Infrastructure deal boosts Czech digital rollout
Against a backdrop of repeated delays to the upgrade and expansion of the Czech Republic’s digital infrastructure, news that a recently launched investment fund has acquired the country’s heavily indebted mobile tower business České Radiokomunikace seems to offer a welcome development for those looking to hasten the country’s 5G advancement.
České Radiokomunikace accounts for the lion’s share of the deal brokered by Cordiant Digital Infrastructure, comprising several hundred TV, radio and telecoms towers, microwave connections and thousands of kilometres of fibre. Now, following its acquisition, it’s hoped that Cordiant will be able to breathe new life into struggling České Radiokomunikace, which had been investing in providing infrastructure for 5G rollout across the country and developed a market-leading offering across IoT, cloud services and data centres.
Network-sharing deal has hampered progress
Indeed, market shake-ups of this kind might be helpful in reviving digital infrastructure expansion projects in a country whose progress on that front has been hampered by a network sharing agreement between the Czech Republic’s number one and two mobile network operators, O2 CZ and T-Mobile CZ, as well as Czech telcoms infrastructure provider Cetin.
Signed in 2011, the agreement aimed to reduce operating costs and circumvent existing merger regulations, and covers all mobile technologies, including 4G networks, offered by O2 and T-Mobile, covering 85 percent Czech territory. The vastness of the agreement has provided the two mobile operators with an advantageous market position that none of the other competitors can match. In all, the deal has held back network development and hampered innovation. The market has been choked so extensively that the European Commission initiated an anti-trust investigation in 2016 that is ongoing to this day.

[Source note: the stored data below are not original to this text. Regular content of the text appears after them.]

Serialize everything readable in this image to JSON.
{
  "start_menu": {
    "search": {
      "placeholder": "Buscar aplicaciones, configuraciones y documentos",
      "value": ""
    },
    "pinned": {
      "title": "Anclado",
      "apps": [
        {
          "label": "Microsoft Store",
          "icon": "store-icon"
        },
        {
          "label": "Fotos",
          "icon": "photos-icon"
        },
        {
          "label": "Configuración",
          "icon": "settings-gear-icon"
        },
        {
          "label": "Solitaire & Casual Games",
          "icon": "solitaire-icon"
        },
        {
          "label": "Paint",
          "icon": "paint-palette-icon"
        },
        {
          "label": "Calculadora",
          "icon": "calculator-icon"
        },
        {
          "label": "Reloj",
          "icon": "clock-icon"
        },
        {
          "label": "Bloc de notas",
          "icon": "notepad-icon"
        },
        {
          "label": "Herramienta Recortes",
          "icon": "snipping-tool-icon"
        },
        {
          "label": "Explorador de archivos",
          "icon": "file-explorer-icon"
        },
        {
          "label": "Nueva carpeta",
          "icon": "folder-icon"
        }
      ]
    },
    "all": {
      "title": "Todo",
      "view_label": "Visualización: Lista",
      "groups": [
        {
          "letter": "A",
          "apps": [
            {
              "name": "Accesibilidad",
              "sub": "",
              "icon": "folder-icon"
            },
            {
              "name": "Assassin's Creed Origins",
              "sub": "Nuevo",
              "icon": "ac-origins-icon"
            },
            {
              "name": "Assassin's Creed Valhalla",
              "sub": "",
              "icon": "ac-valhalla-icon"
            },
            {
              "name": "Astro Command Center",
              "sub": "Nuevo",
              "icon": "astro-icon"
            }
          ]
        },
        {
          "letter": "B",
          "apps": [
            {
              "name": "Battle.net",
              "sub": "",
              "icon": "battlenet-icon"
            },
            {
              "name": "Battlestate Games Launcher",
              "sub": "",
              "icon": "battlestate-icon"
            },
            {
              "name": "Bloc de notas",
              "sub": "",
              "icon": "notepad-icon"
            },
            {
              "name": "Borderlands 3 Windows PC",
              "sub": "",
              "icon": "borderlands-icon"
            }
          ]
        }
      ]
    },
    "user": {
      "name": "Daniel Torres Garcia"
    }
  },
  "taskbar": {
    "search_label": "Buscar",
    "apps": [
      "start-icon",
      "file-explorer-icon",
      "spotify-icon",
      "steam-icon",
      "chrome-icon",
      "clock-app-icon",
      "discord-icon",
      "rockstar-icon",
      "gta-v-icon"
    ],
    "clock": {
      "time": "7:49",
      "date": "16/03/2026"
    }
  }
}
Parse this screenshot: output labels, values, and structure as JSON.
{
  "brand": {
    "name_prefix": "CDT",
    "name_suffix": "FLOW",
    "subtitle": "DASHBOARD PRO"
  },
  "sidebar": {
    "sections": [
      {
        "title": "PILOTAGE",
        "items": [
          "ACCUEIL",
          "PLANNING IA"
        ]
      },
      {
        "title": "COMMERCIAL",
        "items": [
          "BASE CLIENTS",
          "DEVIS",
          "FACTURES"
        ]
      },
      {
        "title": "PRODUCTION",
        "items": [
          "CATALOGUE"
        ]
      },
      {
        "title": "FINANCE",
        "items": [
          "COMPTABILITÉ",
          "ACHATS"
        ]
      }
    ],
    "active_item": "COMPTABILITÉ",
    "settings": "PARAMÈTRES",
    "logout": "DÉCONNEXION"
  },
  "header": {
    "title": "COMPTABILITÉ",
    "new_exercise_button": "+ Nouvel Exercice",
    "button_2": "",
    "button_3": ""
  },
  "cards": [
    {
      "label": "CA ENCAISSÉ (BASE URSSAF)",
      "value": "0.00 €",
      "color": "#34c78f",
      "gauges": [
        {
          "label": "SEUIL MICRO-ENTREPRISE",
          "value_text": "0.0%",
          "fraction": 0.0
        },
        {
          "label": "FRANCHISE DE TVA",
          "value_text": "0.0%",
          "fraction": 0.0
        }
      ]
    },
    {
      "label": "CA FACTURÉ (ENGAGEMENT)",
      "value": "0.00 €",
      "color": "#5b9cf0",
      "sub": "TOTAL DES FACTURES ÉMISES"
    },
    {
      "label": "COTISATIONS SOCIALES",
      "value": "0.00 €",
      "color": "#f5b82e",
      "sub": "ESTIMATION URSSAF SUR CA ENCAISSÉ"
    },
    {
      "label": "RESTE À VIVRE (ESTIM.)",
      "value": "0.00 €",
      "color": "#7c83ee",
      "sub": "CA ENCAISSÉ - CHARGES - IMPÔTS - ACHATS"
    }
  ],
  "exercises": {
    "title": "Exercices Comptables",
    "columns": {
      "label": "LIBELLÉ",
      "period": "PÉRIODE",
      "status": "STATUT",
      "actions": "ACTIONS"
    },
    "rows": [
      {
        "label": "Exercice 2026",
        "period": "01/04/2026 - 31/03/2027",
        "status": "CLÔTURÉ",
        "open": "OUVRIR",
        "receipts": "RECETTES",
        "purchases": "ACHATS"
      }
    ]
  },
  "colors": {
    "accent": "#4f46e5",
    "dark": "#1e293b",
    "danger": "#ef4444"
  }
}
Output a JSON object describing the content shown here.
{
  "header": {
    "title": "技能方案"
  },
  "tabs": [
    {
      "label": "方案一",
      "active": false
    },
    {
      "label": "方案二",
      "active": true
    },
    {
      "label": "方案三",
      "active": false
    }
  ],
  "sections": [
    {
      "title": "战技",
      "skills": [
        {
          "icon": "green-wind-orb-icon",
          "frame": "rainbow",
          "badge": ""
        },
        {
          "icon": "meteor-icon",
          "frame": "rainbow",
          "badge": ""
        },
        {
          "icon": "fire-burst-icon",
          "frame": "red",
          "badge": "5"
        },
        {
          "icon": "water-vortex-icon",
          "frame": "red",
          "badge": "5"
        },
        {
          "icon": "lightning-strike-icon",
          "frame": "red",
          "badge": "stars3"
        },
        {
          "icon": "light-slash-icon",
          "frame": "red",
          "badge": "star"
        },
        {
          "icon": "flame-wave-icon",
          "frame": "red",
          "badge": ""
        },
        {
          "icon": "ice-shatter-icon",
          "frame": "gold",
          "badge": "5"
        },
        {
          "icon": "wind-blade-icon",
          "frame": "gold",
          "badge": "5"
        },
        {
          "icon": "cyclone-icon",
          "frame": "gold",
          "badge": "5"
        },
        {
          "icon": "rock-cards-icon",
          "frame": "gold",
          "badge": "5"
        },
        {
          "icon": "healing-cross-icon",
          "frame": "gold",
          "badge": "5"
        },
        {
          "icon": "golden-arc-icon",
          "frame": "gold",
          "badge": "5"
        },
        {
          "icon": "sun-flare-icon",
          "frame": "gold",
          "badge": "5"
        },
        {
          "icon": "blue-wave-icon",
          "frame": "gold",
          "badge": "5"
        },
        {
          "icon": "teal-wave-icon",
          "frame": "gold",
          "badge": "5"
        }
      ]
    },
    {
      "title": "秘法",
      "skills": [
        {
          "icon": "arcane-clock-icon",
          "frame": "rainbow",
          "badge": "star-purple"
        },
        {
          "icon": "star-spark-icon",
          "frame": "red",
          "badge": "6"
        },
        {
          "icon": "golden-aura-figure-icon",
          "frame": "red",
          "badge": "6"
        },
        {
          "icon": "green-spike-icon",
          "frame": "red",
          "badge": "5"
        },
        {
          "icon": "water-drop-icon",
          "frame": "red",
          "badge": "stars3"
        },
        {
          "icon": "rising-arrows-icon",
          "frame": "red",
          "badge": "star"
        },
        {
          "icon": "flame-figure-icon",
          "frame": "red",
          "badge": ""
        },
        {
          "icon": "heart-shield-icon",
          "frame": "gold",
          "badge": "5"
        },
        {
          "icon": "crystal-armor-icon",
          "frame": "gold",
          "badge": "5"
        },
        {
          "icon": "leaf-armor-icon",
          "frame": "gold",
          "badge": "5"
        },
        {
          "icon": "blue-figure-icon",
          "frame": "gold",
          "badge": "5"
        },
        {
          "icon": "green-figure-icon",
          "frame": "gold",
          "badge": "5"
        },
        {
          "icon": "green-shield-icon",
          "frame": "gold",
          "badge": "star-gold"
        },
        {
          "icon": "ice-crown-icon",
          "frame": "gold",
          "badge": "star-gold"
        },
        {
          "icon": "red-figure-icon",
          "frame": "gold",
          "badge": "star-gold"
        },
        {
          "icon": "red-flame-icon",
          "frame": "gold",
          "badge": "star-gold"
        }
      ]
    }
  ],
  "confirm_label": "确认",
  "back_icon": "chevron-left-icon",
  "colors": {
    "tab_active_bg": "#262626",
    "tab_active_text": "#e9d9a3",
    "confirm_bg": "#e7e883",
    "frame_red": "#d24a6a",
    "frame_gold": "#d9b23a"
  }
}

What the manoeuvring between O2 CZ and T-Mobile CZ means for 5G – and the consumer – is clear: while network sharing can in certain cases lead to faster rollout, cost savings and improved coverage and network quality for consumers, the specific nature of the agreement has caused higher consumer prices and stalling 5G rollout.
All of these constitute serious shortfalls when 5G and derivative technologies are at stake, particularly in light of the fact that network expansion relies on the prompt scheduling of 5G auction. Delays in conducting the spectrum auctions were rumoured to be the consequence of the anti-competitive deal between O2 and T-Mobile in 2019. However, the bigger factor might be that the Czech regulator is waiting for the European Commission to resolve the issue ever since Brussels launched its investigation five years ago.
Breaking the vicious cycle
Even so, the Czech Republic suffers from exceptionally high spectrum costs, which is the result of the state’s attempt to maximise revenues from spectrum. Indeed, a recent study has made clear the link between “high spectrum costs, and lower investments and higher consumer prices”, supporting the point that “high spectrum costs are not a free lunch for governments” and that profiteering off auctions is more often counterproductive than not.
It is therefore not surprising that investments into digitalisation have been lacking, which is of course at the heart of the country’s current infrastructure malaise. And while Prague and Prime Minister Andrej Babis should be extracting the appropriate lessons from their attempt to maximise profits from the spectrum auction, the nature of the issues plaguing the Czech Republic’s progress in digitalisation makes it clear that upending anti-competitive arrangements between market players should be the first priority.
This would also be in line with the European Commission and its investigation, whose role in resolving the evident market distortion is only set to increase the longer the situation persists. With the Czech regulatory authorities relying on the Commission to come to an immutable conclusion, this means that a decision from Brussels on the matter of antitrust cannot come quickly enough.
For the sake of Czech users, it’s obvious that only a more open market will allow for competition and better service for the value being paid. Prague would therefore do well to stick to its Innovation Strategy 2019-2030 designed to turn the country into one of innovation and forward-looking adoption of Industry 4.0 technologies – all of which requires the opening up of the domestic telecom market to investment.
Only then can the Czech Republic truly reap the benefits of digital infrastructure, 5G and the digital single market.